At a meeting of the ministers of the R2P (Responsibility to Protect) initiative in New York, Foreign Minister Urmas Paet said that at the core of the “responsibility to protect” principle is a state’s responsibility to ensure its population’s security, even during a crisis situation. “For example, the events of the Arab Spring have clearly raised this issue,” Paet noted. “A state’s responsibility to protect its people is just as important as effective aid or intervention from the international community,” he added.

The Estonian foreign minister emphasised that prevention is a major component of the responsibility to protect concept. “It means combating poverty, avoiding discrimination, ensuring rule of law and human rights and freedoms,” said Paet. “On the practical level, the accessibility of free internet, social media, and technological measures must increase, as this can help draw attention to the prevention and identification of crimes.” He added that national, regional and international parties must all play a role – this includes civil society and the media.
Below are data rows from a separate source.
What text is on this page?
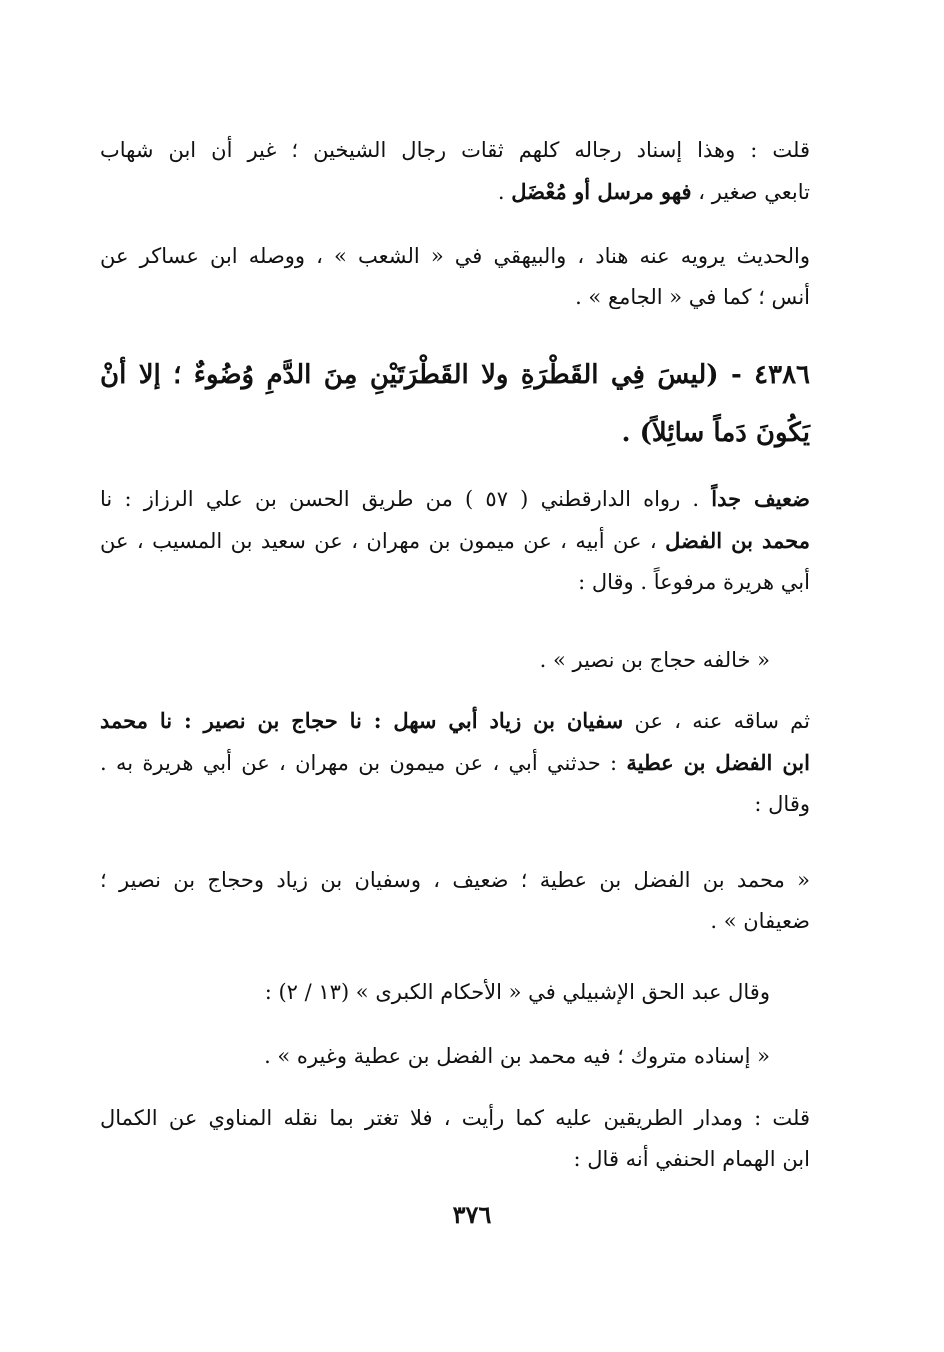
قلت : وهذا إسناد رجاله كلهم ثقات رجال الشيخين ؛ غير أن ابن شهاب
تابعي صغير ، فهو مرسل أو مُعْضَل .
والحديث يرويه عنه هناد ، والبيهقي في « الشعب » ، ووصله ابن عساكر عن
أنس ؛ كما في « الجامع » .
٤٣٨٦ - (ليسَ فِي القَطْرَةِ ولا القَطْرَتَيْنِ مِنَ الدَّمِ وُضُوءٌ ؛ إلا أنْ
يَكُونَ دَماً سائِلاً) .
ضعيف جداً . رواه الدارقطني ( ٥٧ ) من طريق الحسن بن علي الرزاز : نا
محمد بن الفضل ، عن أبيه ، عن ميمون بن مهران ، عن سعيد بن المسيب ، عن
أبي هريرة مرفوعاً . وقال :
« خالفه حجاج بن نصير » .
ثم ساقه عنه ، عن سفيان بن زياد أبي سهل : نا حجاج بن نصير : نا محمد
ابن الفضل بن عطية : حدثني أبي ، عن ميمون بن مهران ، عن أبي هريرة به .
وقال :
« محمد بن الفضل بن عطية ؛ ضعيف ، وسفيان بن زياد وحجاج بن نصير ؛
ضعيفان » .
وقال عبد الحق الإشبيلي في « الأحكام الكبرى » (١٣ / ٢) :
« إسناده متروك ؛ فيه محمد بن الفضل بن عطية وغيره » .
قلت : ومدار الطريقين عليه كما رأيت ، فلا تغتر بما نقله المناوي عن الكمال
ابن الهمام الحنفي أنه قال :
٣٧٦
Paet stated that the work of the International Criminal Court (ICC) is essential in punishing those responsible for acts of genocide, crimes against humanity, and war crimes. He added that Estonia feels it is important to expand the role of the International Criminal Court and the global jurisdiction of the court. “The court currently has 121 members, but we hope that the number of members will grown significantly,” Paet noted.

Estonia would like to be a member of the Responsibility to Protect group, Paet said. Responsibility to Protect is an initiative created by the UN in 2005. It is a collection of standards based on the idea that sovereignty is not a right, but a responsibility. The initiative focuses on hindering and preventing genocide, war crimes, crimes against humanity, and ethnic cleansing. There are three pillars of the concept: 1) a state carries the primary responsibility for protecting its populations from crimes against humanity; 2) the international community has a responsibility to encourage and assist states in fulfilling this responsibility; and 3) if a state fails to protect its populations, the international community has a responsibility to use appropriate diplomatic, humanitarian and other means (such as economic sanctions) to protect populations from these crimes. Military intervention is considered only as a last resort.